CBS NEWS 8: DE SOTO MAKES MASKS
SAN DIEGO COUNTY, Calif. — A San Diego sportswear company is becoming the latest in a growing list of companies manufacturing face masks. Production of the masks began just days ago, but they're already being worn by medical workers on the front lines of the coronavirus pandemic.
The local couple producing them isn't making any official claims about their effectiveness, but they do know the "specialized material" may be better than a lot of the stuff medical professionals are resorting to now.
“The CDC [is] recommending a cotton bandanna as a last resort. Desperate times call for desperate measures,” said Emilio De Soto.
Emilio and Tracey De Soto have brought their workers back from unemployment.
When the governor of California mandated that all non-essential companies be closed, Emilio flipped their San Diego sportswear company into an essential service.
“You’ve basically got almost an entire seal,” Emilio demonstrated on a Zoom call.
De Soto Sport went from selling high-end apparel worn at international triathlons, to giving away breathable, adjustable face masks in the global battle against coronavirus.
“Seeing the desperation of individuals but also doctors, nurses, governor - we came up with a plan,” said Tracey.
“The medical community has told me over and over again, the masks are a priority for COVID-19,” said New York Governor Andrew Cuomo in a press conference this week.
With hospitals on the East Coast running desperately short on personal protective equipment, about two dozen employees at De Soto Sport are now hard at work, sewing together pieces of stretchy synthetic-silk fabric.
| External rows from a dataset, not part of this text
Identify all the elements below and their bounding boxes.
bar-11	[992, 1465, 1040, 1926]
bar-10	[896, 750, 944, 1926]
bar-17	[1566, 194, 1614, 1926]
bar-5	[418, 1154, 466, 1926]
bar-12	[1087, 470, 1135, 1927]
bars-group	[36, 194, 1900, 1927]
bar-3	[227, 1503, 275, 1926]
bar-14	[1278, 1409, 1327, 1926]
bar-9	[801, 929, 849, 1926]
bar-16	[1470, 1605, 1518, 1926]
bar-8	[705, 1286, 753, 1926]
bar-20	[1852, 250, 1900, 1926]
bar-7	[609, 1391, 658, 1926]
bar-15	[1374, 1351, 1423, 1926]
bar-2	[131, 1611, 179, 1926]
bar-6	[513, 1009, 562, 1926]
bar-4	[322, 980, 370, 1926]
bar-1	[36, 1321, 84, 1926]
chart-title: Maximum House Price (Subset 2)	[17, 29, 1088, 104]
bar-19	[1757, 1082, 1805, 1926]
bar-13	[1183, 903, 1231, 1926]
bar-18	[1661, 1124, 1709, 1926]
The face masks are multi-layered and washable.
“Knowing that it had very low absorbency, it's three layers,” Emilio demonstrated.
The reusable mask are so effective they said, San Diego hospitals have already and gladly accepted hundreds. But the plan is to send a bulk to New York, where the COVID-19 death toll just spiked 110% in 36 hours.
“We're just hoping it's not going be a long-lasting project because that would mean the world would be a little healthier,” said Emilio.
The masks haven’t been tested or FDA approved, but Emilio and Tracey do know doctors are already wearing them.
“Just to be a part of that process feels really good,” Tracey said.
And with March being the start of triathlon season, the company has enough of the material to make 50,000 masks in the coming months.